The US official, who reached London early Sunday morning on his way home from Bangladesh, was also expected to meet Pakistan Peoples Party (PPP) leader Asif Ali Zardari separately later Sunday in an effort to end the political stalemate between the two parties that make up Pakistan’s ruling alliance.

The US mediation effort came after Nawaz Sharif and Zardari failed to reach agreement after seven hours of talks Saturday on the issue – talks that were joined by Pakistan’s ambassador-designate to Washington, Hussain Haqqani.

Nawaz Sharif wants the judges reinstated. Musharraf sacked over 60 of them in November 2007, after Supreme Court Chief Justice Iftikhar Chaudhry challenged his bid for re-election while holding on to his army uniform.

Sharif was ousted 1999 by Musharraf in an army coup.

But Zardari, whose PPP won the February general elections, has pleaded helplessness saying his party lacks the two-thirds majority in parliament needed to reverse the sackings and that he does not want to “harm the country by way of confrontation”.

The stalemate has brought Pakistan’s fragile government to the brink of collapse.

Earlier, Shahbaz Sharif confirmed to television channels there had been no headway in the talks.

“The ball is in the court of PPP. We have tried our level best but so far no achievement has been made,” Shahbaz Sharif told Geo Television.

Back in Islamabad, PML-N leader Chaudhry Nisar Ali Khan said: “We do not support a judiciary which is subservient to the executive.”

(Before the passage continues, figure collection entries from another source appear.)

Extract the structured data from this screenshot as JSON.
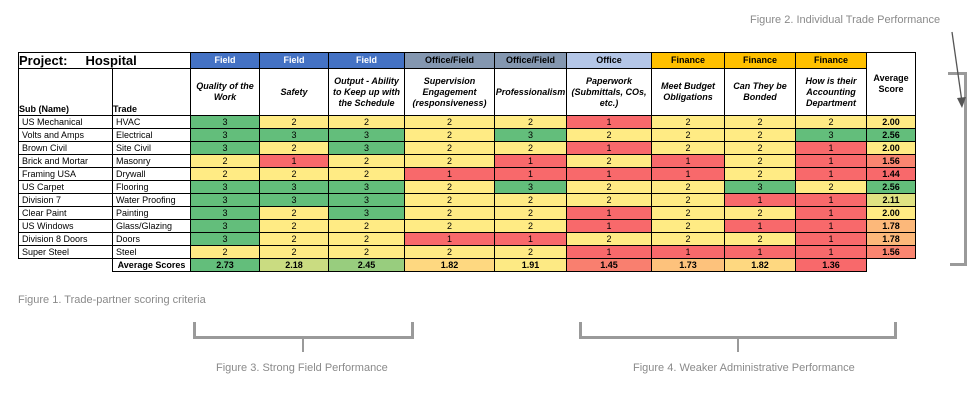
{
  "captions": {
    "figure2": "Figure 2. Individual Trade Performance",
    "figure1": "Figure 1. Trade-partner scoring criteria",
    "figure3": "Figure 3. Strong Field Performance",
    "figure4": "Figure 4. Weaker Administrative Performance"
  },
  "colors": {
    "score_1": "#f8696b",
    "score_2": "#ffeb84",
    "score_3": "#63be7b",
    "field": "#4472c4",
    "office_field": "#8497b0",
    "office": "#b4c6e7",
    "finance": "#ffc000"
  },
  "table": {
    "project_label": "Project:",
    "project_name": "Hospital",
    "col_sub": "Sub (Name)",
    "col_trade": "Trade",
    "avg_header": "Average Score",
    "categories": [
      "Field",
      "Field",
      "Field",
      "Office/Field",
      "Office/Field",
      "Office",
      "Finance",
      "Finance",
      "Finance"
    ],
    "criteria": [
      "Quality of the Work",
      "Safety",
      "Output - Ability to Keep up with the Schedule",
      "Supervision Engagement (responsiveness)",
      "Professionalism",
      "Paperwork (Submittals, COs, etc.)",
      "Meet Budget Obligations",
      "Can They be Bonded",
      "How is their Accounting Department"
    ],
    "rows": [
      {
        "sub": "US Mechanical",
        "trade": "HVAC",
        "scores": [
          "3",
          "2",
          "2",
          "2",
          "2",
          "1",
          "2",
          "2",
          "2"
        ],
        "avg": "2.00"
      },
      {
        "sub": "Volts and Amps",
        "trade": "Electrical",
        "scores": [
          "3",
          "3",
          "3",
          "2",
          "3",
          "2",
          "2",
          "2",
          "3"
        ],
        "avg": "2.56"
      },
      {
        "sub": "Brown Civil",
        "trade": "Site Civil",
        "scores": [
          "3",
          "2",
          "3",
          "2",
          "2",
          "1",
          "2",
          "2",
          "1"
        ],
        "avg": "2.00"
      },
      {
        "sub": "Brick and Mortar",
        "trade": "Masonry",
        "scores": [
          "2",
          "1",
          "2",
          "2",
          "1",
          "2",
          "1",
          "2",
          "1"
        ],
        "avg": "1.56"
      },
      {
        "sub": "Framing USA",
        "trade": "Drywall",
        "scores": [
          "2",
          "2",
          "2",
          "1",
          "1",
          "1",
          "1",
          "2",
          "1"
        ],
        "avg": "1.44"
      },
      {
        "sub": "US Carpet",
        "trade": "Flooring",
        "scores": [
          "3",
          "3",
          "3",
          "2",
          "3",
          "2",
          "2",
          "3",
          "2"
        ],
        "avg": "2.56"
      },
      {
        "sub": "Division 7",
        "trade": "Water Proofing",
        "scores": [
          "3",
          "3",
          "3",
          "2",
          "2",
          "2",
          "2",
          "1",
          "1"
        ],
        "avg": "2.11"
      },
      {
        "sub": "Clear Paint",
        "trade": "Painting",
        "scores": [
          "3",
          "2",
          "3",
          "2",
          "2",
          "1",
          "2",
          "2",
          "1"
        ],
        "avg": "2.00"
      },
      {
        "sub": "US Windows",
        "trade": "Glass/Glazing",
        "scores": [
          "3",
          "2",
          "2",
          "2",
          "2",
          "1",
          "2",
          "1",
          "1"
        ],
        "avg": "1.78"
      },
      {
        "sub": "Division 8 Doors",
        "trade": "Doors",
        "scores": [
          "3",
          "2",
          "2",
          "1",
          "1",
          "2",
          "2",
          "2",
          "1"
        ],
        "avg": "1.78"
      },
      {
        "sub": "Super Steel",
        "trade": "Steel",
        "scores": [
          "2",
          "2",
          "2",
          "2",
          "2",
          "1",
          "1",
          "1",
          "1"
        ],
        "avg": "1.56"
      }
    ],
    "footer_label": "Average Scores",
    "footer_values": [
      "2.73",
      "2.18",
      "2.45",
      "1.82",
      "1.91",
      "1.45",
      "1.73",
      "1.82",
      "1.36"
    ]
  }
}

Asked if his party will part ways with PPP in case they failed to reach any decision, Khan said: “We are committed to restoration of judges and nothing less than that is acceptable.”

He said Nawaz Sharif would return to Islamabad Monday morning and that their party will meet the same day to take a final decision on the matter.

PPP spokesman Farhatullah Babar, however, downplayed reports of a deadlock, saying: “There is progress, there is hope.”

Babar said party stalwarts from both sides held meetings till late Saturday night and had “narrowed down” differences over the reinstatement of judges and independence of judiciary.